Looking back on September
In a couple of days, another month of this year will be over and it’s officially autumn! I am quite conflicted about this season because I will always prefer a warm summer day over rainy and short autumn days, but at the same time, I quite enjoy the change of season. It feels like the start of something new, a season where everything once again becomes possible before winter hibernation. I’ll take this opportunity to reflect on the past month and set intentions for October.
THE GOOD
Generally, the past month had a lot of fun moments. We got to spend an amazing week by the beach in Brighton, hanging out with friends and just walking by the sea. I really enjoyed exploring new places with the kids and was amazed at how easy travellers they are at their young ages (I say that now - I’m scheduled to take them on the plane on my own to Luxembourg in two weeks, we’ll see how that goes!). My husband and I finally went out on a couple of dates nights and it has felt really nice.

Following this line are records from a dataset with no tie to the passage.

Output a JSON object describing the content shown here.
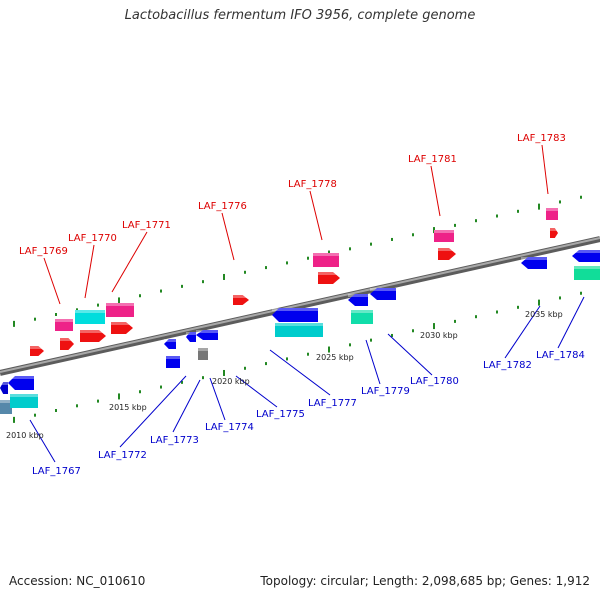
{
  "title": "Lactobacillus fermentum IFO 3956, complete genome",
  "footer": {
    "accession": "Accession: NC_010610",
    "summary": "Topology: circular; Length: 2,098,685 bp; Genes: 1,912"
  },
  "colors": {
    "backbone": "#808080",
    "scale_ticks": "#228822",
    "forward_label": "#dd0000",
    "reverse_label": "#0000cc"
  },
  "scale_labels": [
    "2010 kbp",
    "2015 kbp",
    "2020 kbp",
    "2025 kbp",
    "2030 kbp",
    "2035 kbp"
  ],
  "forward_genes": [
    "LAF_1769",
    "LAF_1770",
    "LAF_1771",
    "LAF_1776",
    "LAF_1778",
    "LAF_1781",
    "LAF_1783"
  ],
  "reverse_genes": [
    "LAF_1767",
    "LAF_1772",
    "LAF_1773",
    "LAF_1774",
    "LAF_1775",
    "LAF_1777",
    "LAF_1779",
    "LAF_1780",
    "LAF_1782",
    "LAF_1784"
  ]
}
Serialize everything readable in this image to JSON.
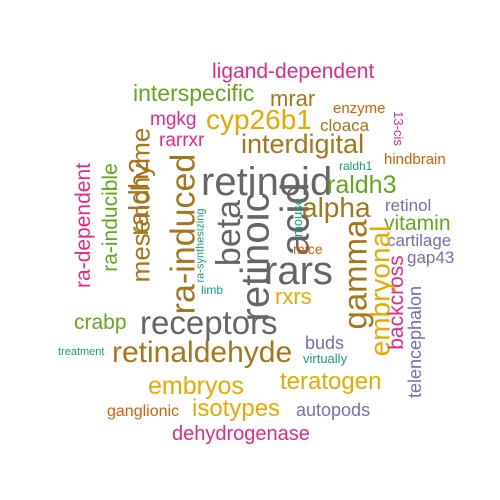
{
  "colors": {
    "pink": "#e7298a",
    "green": "#66a61e",
    "brown": "#a6761d",
    "orange": "#d95f02",
    "gold": "#e6ab02",
    "gray": "#666666",
    "purple": "#7570b3",
    "teal": "#1b9e77"
  },
  "words": [
    "ligand-dependent",
    "interspecific",
    "mrar",
    "enzyme",
    "13-cis",
    "mgkg",
    "cyp26b1",
    "cloaca",
    "rarrxr",
    "interdigital",
    "raldh1",
    "hindbrain",
    "ra-dependent",
    "ra-inducible",
    "mesenchyme",
    "raldh2",
    "ra-induced",
    "retinoid",
    "beta",
    "retinoic",
    "acid",
    "ra-synthesizing",
    "raldh3",
    "alpha",
    "mouse",
    "retinol",
    "vitamin",
    "cartilage",
    "mice",
    "rars",
    "gamma",
    "embryonal",
    "gap43",
    "limb",
    "rxrs",
    "backcross",
    "telencephalon",
    "crabp",
    "receptors",
    "buds",
    "treatment",
    "retinaldehyde",
    "virtually",
    "embryos",
    "teratogen",
    "ganglionic",
    "isotypes",
    "autopods",
    "dehydrogenase"
  ]
}
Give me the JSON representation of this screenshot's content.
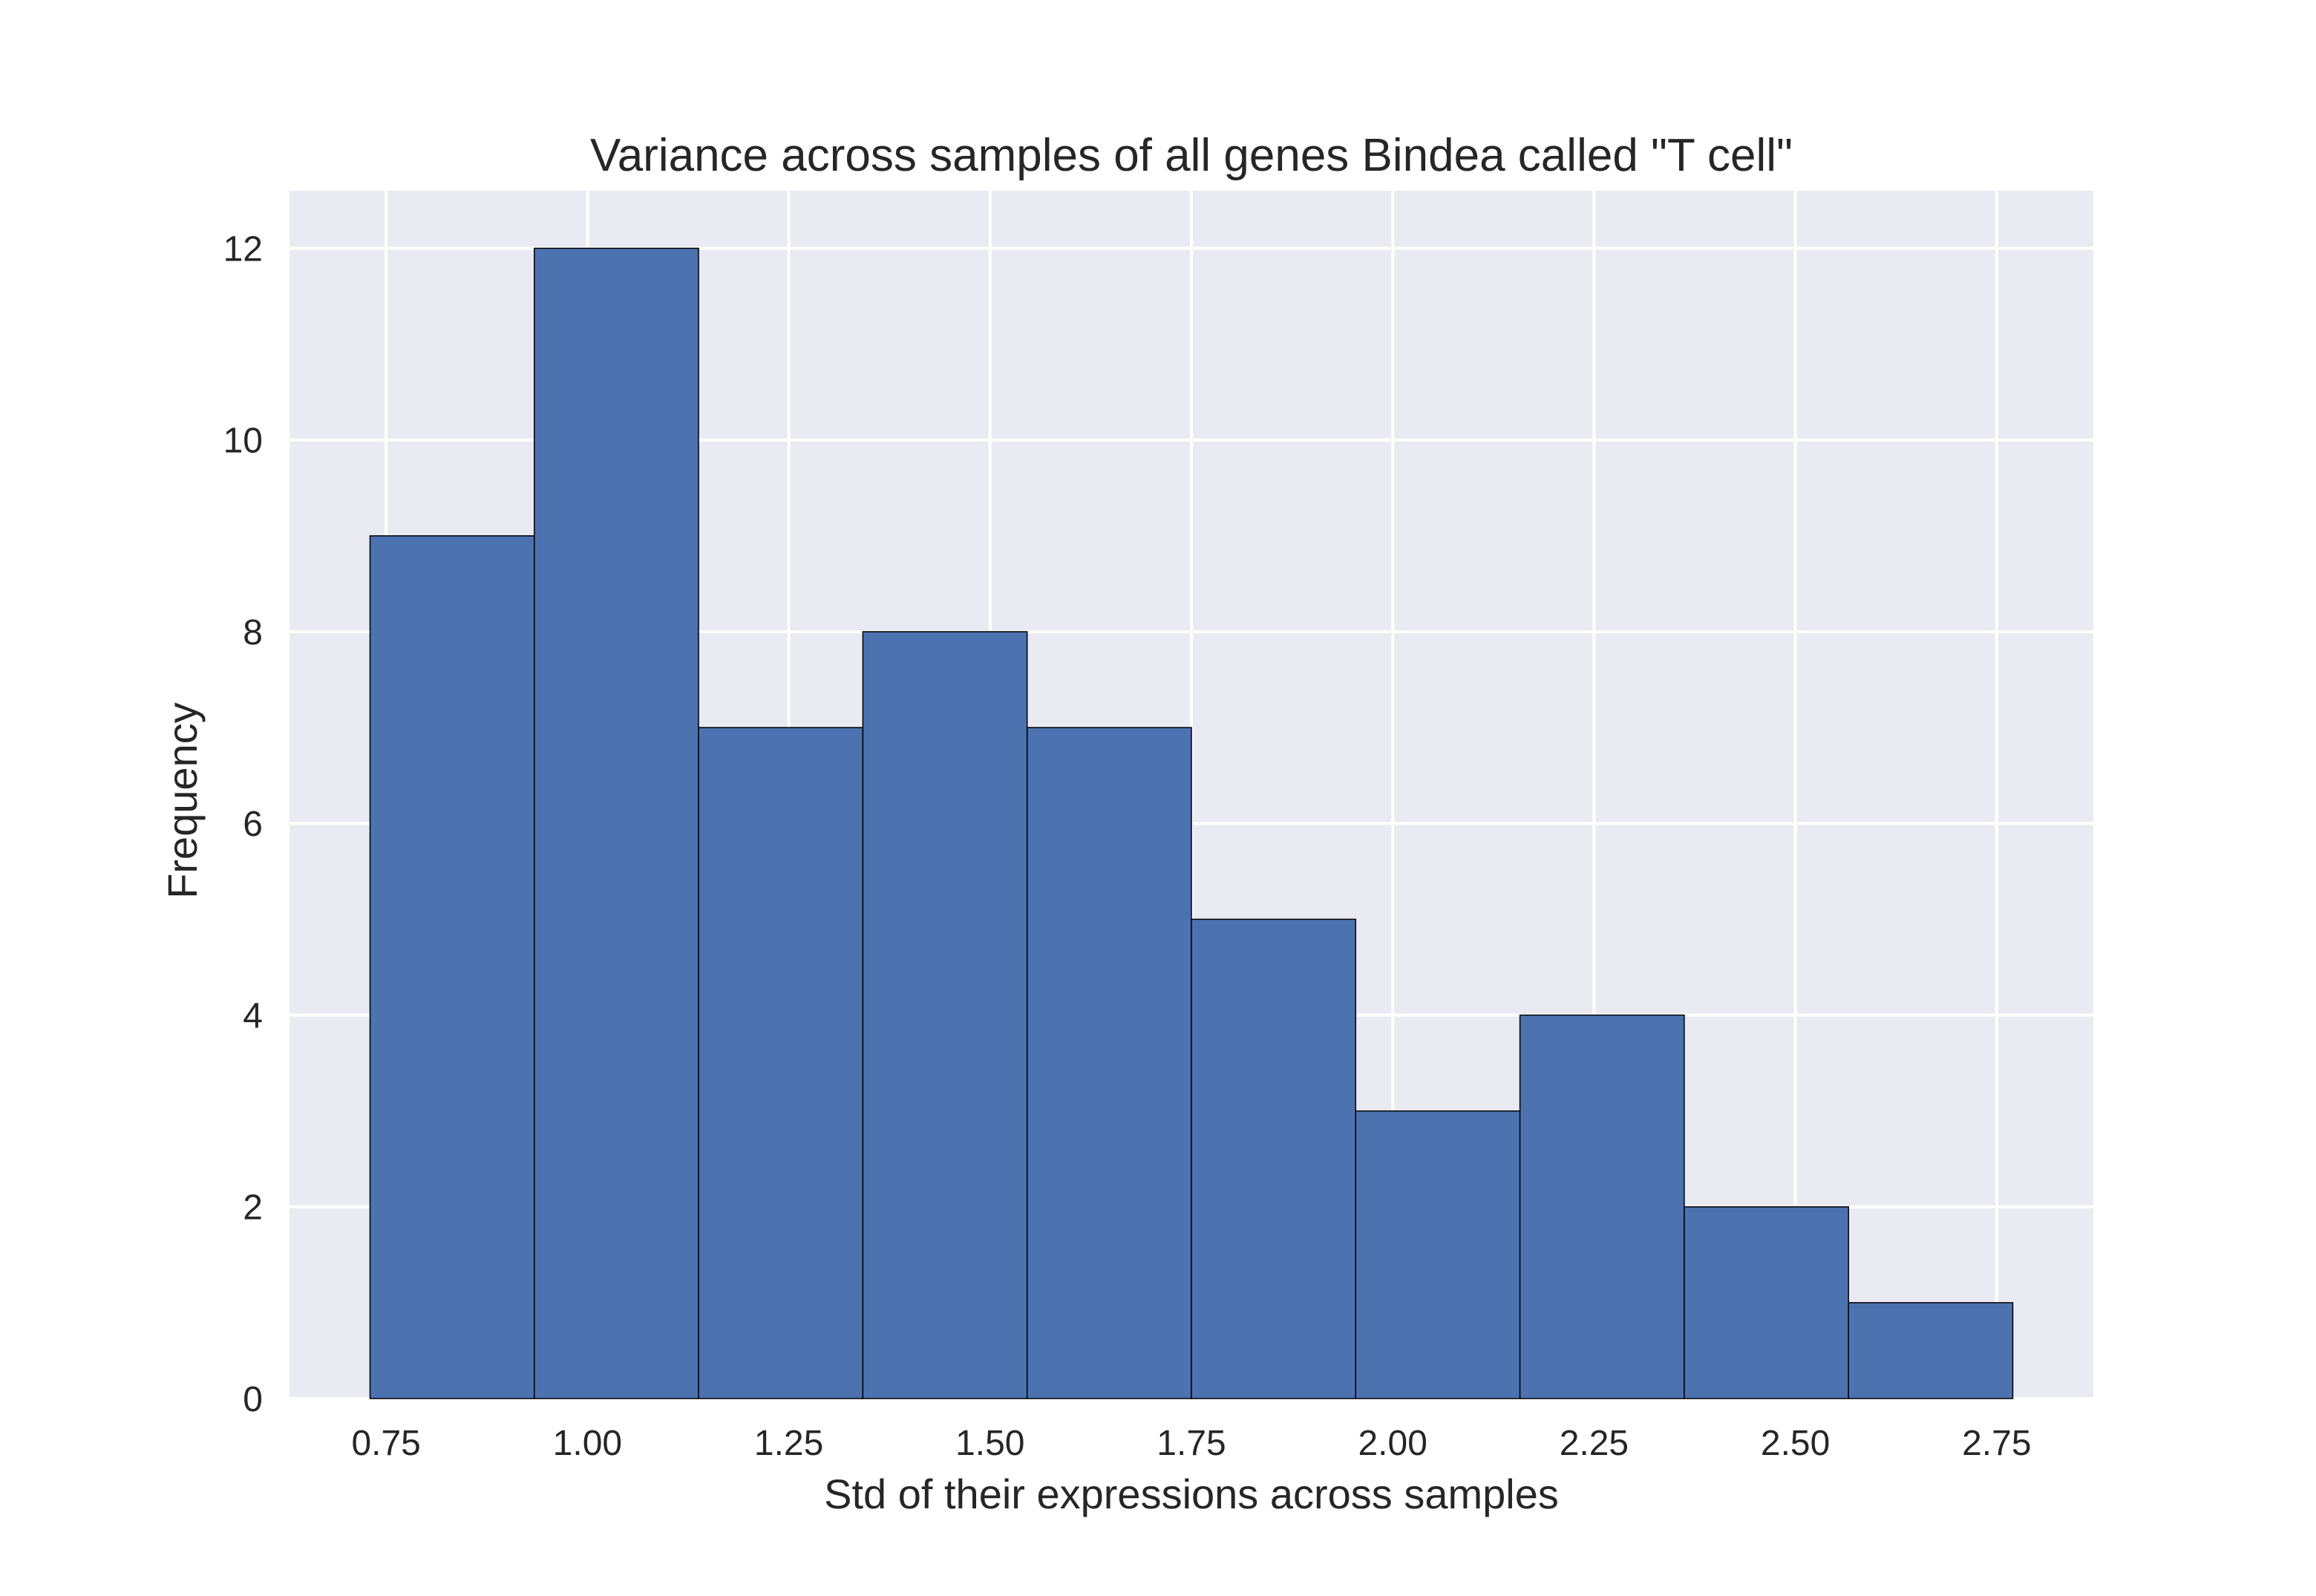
{
  "chart_data": {
    "type": "bar",
    "title": "Variance across samples of all genes Bindea called \"T cell\"",
    "xlabel": "Std of their expressions across samples",
    "ylabel": "Frequency",
    "bin_edges": [
      0.73,
      0.934,
      1.138,
      1.342,
      1.546,
      1.75,
      1.954,
      2.158,
      2.362,
      2.566,
      2.77
    ],
    "values": [
      9,
      12,
      7,
      8,
      7,
      5,
      3,
      4,
      2,
      1
    ],
    "xlim": [
      0.63,
      2.87
    ],
    "ylim": [
      0,
      12.6
    ],
    "xticks": [
      0.75,
      1.0,
      1.25,
      1.5,
      1.75,
      2.0,
      2.25,
      2.5,
      2.75
    ],
    "xtick_labels": [
      "0.75",
      "1.00",
      "1.25",
      "1.50",
      "1.75",
      "2.00",
      "2.25",
      "2.50",
      "2.75"
    ],
    "yticks": [
      0,
      2,
      4,
      6,
      8,
      10,
      12
    ],
    "ytick_labels": [
      "0",
      "2",
      "4",
      "6",
      "8",
      "10",
      "12"
    ],
    "grid": true,
    "legend": "none",
    "colors": {
      "bar_fill": "#4c72b0",
      "bar_edge": "#000000",
      "plot_background": "#eaeaf2",
      "grid": "#ffffff",
      "text": "#262626"
    }
  }
}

I also feel more settled in my work. I have found my marks in my current job, I feel like I’ve found a little place in the team for the last couple of months that I still have there until my contract runs out. At the same time, I’ve been working with some amazing coaching clients and have quite a few sessions planned for after our holidays mid-October. It makes me feel confident that I will be able to submit all the documents for my diploma by the end of the year, if not even already in November. I’m working on setting up my coaching business and though it’s not moving forward as quickly as I’d love to, I feel that I am making progress in the little time I have at this point.
THE BAD
Life with kids is challenging and the past month was no exception. We’ve got a teething baby who just generally sleeps poorly, and a toddler who is transitioning from one nap to none, but isn’t really there yet. It’s the ups and downs of daily life and I know that I need to work on finding a way to be able to face it rather than spend my time waiting for the next step: when they start walking, when they can eat with us, when they go to school… I realise that as they are older, some things get easier, but at the same time, there will be different challenges. I want to find a way to be able to see the joy in the phase we are currently in, rather than focusing on the negatives.
THE WAY FORWARD
Even though I’m craving to find some routine, I know that next month will still be relatively chaotic. And when I say chaotic, I don’t necessarily mean it in a negative way. We will be on holidays for a week and I will take the kids to my parents for a couple of days. In the second half of the month, we will be back at home and slowly prepare for our little one to start nursery at the beginning of November. So for the next month, I just want to try to be more present and takes things the way they come - something that does not come easy to me. Accept that some days I will have a lot of time for myself and my projects, but on others, I will just be busy looking after the kids. Be more present to see all the things that I am doing for them and at the same time, slowly move forward on my to do list for my own projects.
LESSONS LEARNED
September has allowed me to feel a little more grounded and I have (re-)learned to listen to myself and my children a little better.